Хопкинс передал лакею несколько тазиков с окровавленной водой. Йену казалось, что прошел не один час с тех пор, как он допил свой бренди; он уже протоптал дорожку на обюссонском ковре. Больше он пить не хотел, ему хотелось сохранить ясную голову. Но он налил стакан врачу и еще один – Хопкинсу.

Врач выпрямился, вытер руки чистым полотенцем и взял стакан.

– Думаю, он выживет, милорд.

От радости у Йена подогнулись ноги. Он опустился в кресло, стоявшее рядом с кроватью, потом вскочил и снова заходил по комнате, а врач продолжал:

– Конечно, если у него не начнется лихорадка, и если он потерял не слишком много крови, и если у него нет сотрясения мозга, и если рана не загноится. Кажется, входное отверстие пули небольшое, она не задела ни легкие, ни сердце, насколько я могу судить. Конечно, есть вероятность внутреннего кровотечения. Меня больше тревожит рана на голове. Если появится отек мозга и если осколки черепа… тут уж и говорить не о чем.

– Да, я вас понял. Когда вы сможете это определить?

Врач пожал плечами:

– Скоро, если он умрет. Через неделю или около того, если он выживет. Да если он проживет эту неделю, он будет совершенно здоров. Если только у него не поврежден позвоночник и если легкие не ослабнут, а также если он не повредится в уме.

Господи, значит, если мальчик выживет, он может остаться калекой или идиотом на всю жизнь? Йен налил себе еще бренди.

– Мне нужно найти его близких.

Хопкинс подал ему бумажник с визитными карточками, который извлек из кармана юноши.
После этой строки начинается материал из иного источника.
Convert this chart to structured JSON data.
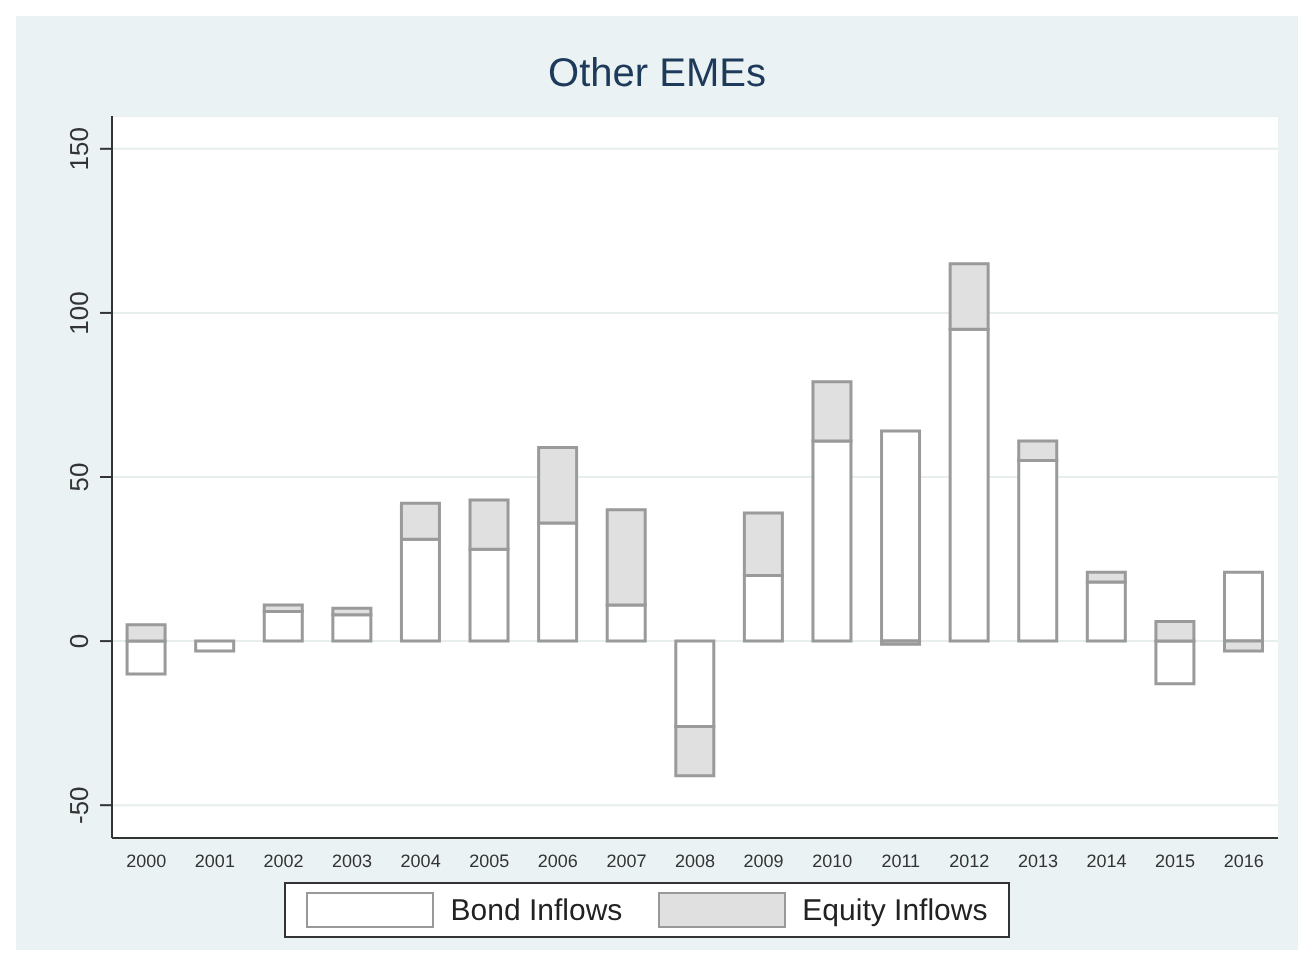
{
  "chart_data": {
    "type": "bar",
    "title": "Other EMEs",
    "stacked": true,
    "categories": [
      "2000",
      "2001",
      "2002",
      "2003",
      "2004",
      "2005",
      "2006",
      "2007",
      "2008",
      "2009",
      "2010",
      "2011",
      "2012",
      "2013",
      "2014",
      "2015",
      "2016"
    ],
    "series": [
      {
        "name": "Bond Inflows",
        "color": "#ffffff",
        "values": [
          -10,
          -3,
          9,
          8,
          31,
          28,
          36,
          11,
          -26,
          20,
          61,
          64,
          95,
          55,
          18,
          -13,
          21
        ]
      },
      {
        "name": "Equity Inflows",
        "color": "#e0e0e0",
        "values": [
          5,
          0,
          2,
          2,
          11,
          15,
          23,
          29,
          -15,
          19,
          18,
          -1,
          20,
          6,
          3,
          6,
          -3
        ]
      }
    ],
    "ylim": [
      -60,
      160
    ],
    "yticks": [
      -50,
      0,
      50,
      100,
      150
    ],
    "grid": "y",
    "legend": "bottom"
  }
}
Йен достал карточку и прочел:

– Камерон-стрит. – Фамилия, стоявшая на карточке, была ему незнакома, но Камерон-стрит находилась неподалеку от Мейфэра – место респектабельное, но все же это не те модные кварталы, где живут люди богатые и известные; Наличие визитной карточки у юноши свидетельствовало о том, что он джентльмен, хотя, быть может, и не принадлежит к высшему обществу. Но к какому бы кругу ни принадлежала его семья, скоро им суждено прийти в отчаяние – как только грум вернется домой без их сына. Нужно идти, решил Йен, потому что теперь ему есть что им сообщить.